O técnico em seguros André Luiz Barbosa, 48 anos, participou do Presente de Iemanjá para valorizar a cultura negra e pedir paz, proteção e saúde para sua família. A psicóloga Amanda Duarte, 39 anos, levou flores em agradecimento pelas bênçãos recebidas no último ano e sentiu uma forte conexão espiritual.

A caminhada reuniu pessoas de diferentes origens, promovendo a união. A técnica de enfermagem Sandra Regina Tomás, 60 anos, que veio de São Paulo, participou da festa para se reconectar com suas raízes e se sentiu acolhida. O advogado Oirton Dantas, 39 anos, que não tem religião, destacou a importância de eventos assim para criar laços e agradecer.

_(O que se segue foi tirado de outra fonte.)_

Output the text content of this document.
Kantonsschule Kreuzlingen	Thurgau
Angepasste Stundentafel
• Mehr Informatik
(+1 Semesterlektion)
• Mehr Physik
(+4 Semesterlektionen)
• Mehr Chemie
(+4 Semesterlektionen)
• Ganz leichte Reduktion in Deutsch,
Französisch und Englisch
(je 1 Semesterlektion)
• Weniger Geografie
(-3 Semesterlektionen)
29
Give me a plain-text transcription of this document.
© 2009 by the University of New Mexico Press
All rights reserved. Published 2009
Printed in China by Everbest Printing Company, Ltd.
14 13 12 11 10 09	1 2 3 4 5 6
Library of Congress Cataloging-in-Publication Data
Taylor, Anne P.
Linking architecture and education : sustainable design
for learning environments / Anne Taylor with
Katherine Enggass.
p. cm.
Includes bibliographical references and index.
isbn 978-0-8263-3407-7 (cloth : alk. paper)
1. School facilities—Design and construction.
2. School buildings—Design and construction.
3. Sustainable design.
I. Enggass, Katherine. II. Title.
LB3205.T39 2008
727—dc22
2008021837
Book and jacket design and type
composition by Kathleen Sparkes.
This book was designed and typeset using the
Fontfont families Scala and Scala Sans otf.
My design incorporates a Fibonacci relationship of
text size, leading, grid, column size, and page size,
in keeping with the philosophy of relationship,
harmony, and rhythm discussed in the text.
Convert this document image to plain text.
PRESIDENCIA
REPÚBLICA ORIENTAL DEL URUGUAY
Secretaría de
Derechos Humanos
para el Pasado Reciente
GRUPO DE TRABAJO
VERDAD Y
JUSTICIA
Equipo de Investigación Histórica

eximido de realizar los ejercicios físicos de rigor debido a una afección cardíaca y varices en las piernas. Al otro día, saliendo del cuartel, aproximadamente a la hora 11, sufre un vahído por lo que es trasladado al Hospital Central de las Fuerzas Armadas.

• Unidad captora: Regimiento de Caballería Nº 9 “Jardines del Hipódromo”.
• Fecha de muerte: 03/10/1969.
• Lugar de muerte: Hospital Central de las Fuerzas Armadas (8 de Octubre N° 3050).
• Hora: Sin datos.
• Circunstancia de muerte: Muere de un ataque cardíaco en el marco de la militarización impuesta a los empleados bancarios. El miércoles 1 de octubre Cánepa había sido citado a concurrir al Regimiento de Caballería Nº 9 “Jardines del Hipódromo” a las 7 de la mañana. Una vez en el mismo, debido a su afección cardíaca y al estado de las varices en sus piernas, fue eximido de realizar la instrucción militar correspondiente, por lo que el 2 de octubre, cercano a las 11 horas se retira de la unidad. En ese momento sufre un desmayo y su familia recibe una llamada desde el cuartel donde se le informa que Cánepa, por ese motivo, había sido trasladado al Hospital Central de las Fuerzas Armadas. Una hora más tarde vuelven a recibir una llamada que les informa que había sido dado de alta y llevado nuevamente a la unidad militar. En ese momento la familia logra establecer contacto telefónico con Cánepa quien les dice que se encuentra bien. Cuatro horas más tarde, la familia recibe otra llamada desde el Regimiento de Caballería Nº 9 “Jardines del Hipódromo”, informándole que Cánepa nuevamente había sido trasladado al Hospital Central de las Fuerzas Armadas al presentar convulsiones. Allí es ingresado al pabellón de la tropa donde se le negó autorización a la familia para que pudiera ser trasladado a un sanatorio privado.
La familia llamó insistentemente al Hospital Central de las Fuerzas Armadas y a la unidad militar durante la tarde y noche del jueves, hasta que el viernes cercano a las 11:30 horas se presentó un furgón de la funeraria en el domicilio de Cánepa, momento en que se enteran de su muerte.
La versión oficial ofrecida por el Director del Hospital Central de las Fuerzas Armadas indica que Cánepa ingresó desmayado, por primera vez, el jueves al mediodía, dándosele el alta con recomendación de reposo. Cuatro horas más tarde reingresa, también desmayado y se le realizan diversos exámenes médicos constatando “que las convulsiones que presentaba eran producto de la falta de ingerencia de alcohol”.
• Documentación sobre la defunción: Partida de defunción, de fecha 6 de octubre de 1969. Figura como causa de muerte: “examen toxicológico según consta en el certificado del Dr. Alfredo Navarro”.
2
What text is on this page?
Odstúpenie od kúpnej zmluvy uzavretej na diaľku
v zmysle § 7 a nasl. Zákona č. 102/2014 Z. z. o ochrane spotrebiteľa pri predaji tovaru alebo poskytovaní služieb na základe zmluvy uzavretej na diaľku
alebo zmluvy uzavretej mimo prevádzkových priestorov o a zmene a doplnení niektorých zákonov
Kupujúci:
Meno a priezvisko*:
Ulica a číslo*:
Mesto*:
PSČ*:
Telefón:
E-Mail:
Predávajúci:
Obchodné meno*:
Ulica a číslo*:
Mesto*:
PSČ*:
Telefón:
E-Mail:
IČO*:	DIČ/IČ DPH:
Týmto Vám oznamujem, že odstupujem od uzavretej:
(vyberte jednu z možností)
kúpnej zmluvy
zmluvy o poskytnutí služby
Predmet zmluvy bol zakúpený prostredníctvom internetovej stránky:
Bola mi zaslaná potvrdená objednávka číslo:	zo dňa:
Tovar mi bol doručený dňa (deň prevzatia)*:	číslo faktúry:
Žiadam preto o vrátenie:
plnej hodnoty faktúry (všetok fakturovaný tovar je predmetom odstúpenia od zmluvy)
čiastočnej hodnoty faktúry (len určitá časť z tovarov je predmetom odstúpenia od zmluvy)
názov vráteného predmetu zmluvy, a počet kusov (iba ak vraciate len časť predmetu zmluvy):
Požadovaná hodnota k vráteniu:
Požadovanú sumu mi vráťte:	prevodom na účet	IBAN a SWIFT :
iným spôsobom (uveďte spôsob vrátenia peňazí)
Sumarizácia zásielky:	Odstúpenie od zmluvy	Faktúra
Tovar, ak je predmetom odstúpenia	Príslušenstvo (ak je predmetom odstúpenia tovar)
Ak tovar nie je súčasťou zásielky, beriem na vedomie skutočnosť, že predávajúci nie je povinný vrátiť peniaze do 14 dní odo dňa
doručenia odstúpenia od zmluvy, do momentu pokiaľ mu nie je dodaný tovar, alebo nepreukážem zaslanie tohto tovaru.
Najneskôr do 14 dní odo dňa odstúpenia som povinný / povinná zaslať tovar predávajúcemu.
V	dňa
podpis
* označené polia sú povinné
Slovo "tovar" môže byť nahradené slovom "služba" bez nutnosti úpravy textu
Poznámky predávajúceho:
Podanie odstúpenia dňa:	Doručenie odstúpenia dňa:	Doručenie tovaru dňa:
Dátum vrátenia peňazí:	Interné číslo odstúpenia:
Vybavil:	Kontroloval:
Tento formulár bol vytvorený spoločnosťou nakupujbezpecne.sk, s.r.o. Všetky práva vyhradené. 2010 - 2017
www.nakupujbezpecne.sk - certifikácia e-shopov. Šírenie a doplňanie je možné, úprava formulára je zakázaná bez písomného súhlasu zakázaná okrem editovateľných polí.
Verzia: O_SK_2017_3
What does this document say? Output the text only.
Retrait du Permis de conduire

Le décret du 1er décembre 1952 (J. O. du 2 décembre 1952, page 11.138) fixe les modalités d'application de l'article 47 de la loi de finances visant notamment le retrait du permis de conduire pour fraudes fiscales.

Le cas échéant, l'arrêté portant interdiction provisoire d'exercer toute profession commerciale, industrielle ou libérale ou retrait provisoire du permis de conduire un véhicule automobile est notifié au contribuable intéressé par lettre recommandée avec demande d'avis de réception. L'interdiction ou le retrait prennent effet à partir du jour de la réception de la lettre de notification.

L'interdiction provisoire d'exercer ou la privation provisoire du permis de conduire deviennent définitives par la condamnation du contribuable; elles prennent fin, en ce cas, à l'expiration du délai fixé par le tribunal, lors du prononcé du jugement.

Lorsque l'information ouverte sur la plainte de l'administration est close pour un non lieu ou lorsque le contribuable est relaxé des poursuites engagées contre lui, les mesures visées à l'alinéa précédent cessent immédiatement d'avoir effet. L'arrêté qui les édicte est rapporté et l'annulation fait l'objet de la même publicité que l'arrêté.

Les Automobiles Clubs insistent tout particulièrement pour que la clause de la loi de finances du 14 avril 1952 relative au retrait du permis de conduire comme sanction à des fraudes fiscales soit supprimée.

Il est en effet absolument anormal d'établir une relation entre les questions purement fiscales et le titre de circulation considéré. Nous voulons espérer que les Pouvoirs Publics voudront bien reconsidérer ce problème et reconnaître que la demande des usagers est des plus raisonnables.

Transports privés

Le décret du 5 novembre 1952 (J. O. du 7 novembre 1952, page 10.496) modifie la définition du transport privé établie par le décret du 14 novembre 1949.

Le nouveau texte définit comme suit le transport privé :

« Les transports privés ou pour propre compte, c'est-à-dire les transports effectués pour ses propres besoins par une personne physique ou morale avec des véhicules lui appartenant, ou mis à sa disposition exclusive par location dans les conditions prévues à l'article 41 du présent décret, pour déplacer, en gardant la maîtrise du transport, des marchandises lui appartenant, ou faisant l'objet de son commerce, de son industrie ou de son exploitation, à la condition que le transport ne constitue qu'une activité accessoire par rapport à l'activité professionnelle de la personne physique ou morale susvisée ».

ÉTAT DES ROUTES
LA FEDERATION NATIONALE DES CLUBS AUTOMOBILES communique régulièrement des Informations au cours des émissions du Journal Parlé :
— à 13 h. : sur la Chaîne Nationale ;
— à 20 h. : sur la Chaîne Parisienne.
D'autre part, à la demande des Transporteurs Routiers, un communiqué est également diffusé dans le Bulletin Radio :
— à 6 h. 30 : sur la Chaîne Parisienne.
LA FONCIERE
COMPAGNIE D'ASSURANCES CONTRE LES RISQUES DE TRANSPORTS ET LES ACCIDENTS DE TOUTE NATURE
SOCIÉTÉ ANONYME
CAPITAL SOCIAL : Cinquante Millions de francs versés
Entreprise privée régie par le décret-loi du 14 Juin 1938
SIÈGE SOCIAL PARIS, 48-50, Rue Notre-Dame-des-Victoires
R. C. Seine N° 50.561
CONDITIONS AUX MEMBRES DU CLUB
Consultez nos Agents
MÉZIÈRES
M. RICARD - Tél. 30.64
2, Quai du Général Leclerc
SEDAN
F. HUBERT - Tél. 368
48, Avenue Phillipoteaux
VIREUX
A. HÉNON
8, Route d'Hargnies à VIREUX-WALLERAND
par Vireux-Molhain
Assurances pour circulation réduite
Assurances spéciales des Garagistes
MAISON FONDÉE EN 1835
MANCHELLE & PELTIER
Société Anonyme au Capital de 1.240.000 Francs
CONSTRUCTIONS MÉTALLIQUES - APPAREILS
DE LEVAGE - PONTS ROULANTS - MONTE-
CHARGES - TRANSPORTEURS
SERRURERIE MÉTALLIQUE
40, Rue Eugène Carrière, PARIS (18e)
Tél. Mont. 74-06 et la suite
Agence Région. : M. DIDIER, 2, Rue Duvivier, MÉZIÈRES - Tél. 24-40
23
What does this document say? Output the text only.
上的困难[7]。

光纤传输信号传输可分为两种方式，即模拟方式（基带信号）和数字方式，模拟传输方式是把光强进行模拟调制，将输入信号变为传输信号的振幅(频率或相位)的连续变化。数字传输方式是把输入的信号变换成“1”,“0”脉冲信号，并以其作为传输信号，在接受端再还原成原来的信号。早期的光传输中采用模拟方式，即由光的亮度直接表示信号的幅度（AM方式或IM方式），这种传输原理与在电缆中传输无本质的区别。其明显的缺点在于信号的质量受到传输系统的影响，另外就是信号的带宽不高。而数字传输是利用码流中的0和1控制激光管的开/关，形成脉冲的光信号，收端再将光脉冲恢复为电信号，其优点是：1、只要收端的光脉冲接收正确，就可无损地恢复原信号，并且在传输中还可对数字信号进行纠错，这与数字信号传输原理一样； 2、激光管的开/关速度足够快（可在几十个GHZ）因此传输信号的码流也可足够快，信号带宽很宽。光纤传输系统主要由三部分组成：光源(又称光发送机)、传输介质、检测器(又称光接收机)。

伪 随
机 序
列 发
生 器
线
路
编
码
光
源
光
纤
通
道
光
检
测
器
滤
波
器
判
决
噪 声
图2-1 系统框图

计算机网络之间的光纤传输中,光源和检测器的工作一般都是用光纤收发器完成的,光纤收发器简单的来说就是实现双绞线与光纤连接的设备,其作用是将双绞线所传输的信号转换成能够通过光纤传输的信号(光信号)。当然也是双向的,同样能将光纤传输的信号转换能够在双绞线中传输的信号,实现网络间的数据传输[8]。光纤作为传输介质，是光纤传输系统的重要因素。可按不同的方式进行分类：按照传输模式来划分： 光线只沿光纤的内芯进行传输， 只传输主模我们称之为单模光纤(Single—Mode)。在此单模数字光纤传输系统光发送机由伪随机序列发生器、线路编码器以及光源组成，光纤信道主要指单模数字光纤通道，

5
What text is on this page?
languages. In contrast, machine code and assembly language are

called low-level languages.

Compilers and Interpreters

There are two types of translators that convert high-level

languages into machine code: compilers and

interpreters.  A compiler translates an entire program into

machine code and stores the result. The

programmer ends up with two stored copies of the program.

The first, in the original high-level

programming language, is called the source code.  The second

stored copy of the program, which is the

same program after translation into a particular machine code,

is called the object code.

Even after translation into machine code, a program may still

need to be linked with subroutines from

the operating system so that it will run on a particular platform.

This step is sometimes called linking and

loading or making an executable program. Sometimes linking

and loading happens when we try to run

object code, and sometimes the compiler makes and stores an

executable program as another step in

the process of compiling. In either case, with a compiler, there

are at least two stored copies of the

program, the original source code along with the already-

Outros eventos relacionados aconteceram, como a Reza das Águas no Leme em 31 de janeiro e o Presente para Iemanjá na Ilha do Governador em 1º de fevereiro. No próprio 2 de fevereiro, ocorreram o cortejo teatralizado na Praia do Flamengo e a comemoração no Arpoador. No final do mês, no dia 28, haverá o Xirê de Iemanjá na Barra da Tijuca.

Especialistas explicam que Iemanjá é popular porque é vista como mãe dos orixás e de todos os devotos, segundo o babalaô Ivanir dos Santos, professor da UFRJ. Tantinho, membro do grupo Filhos de Gandhi, compara Iemanjá ao cuidado e proteção materna, como na bolsa d’água.

Sylvia Amanda da Silva Leandro, da Fundação Cultural Palmares no Rio, ressalta que Iemanjá traz paz, alegria e sabedoria para enfrentar momentos difíceis, acalmando como o mar. O músico Marcos André Carvalho, criador do Dia de Iemanjá no Arpoador, diz que a orixá é uma figura querida que une pessoas de diferentes religiões, ajudando a superar a intolerância e o preconceito contra religiões de origem africana.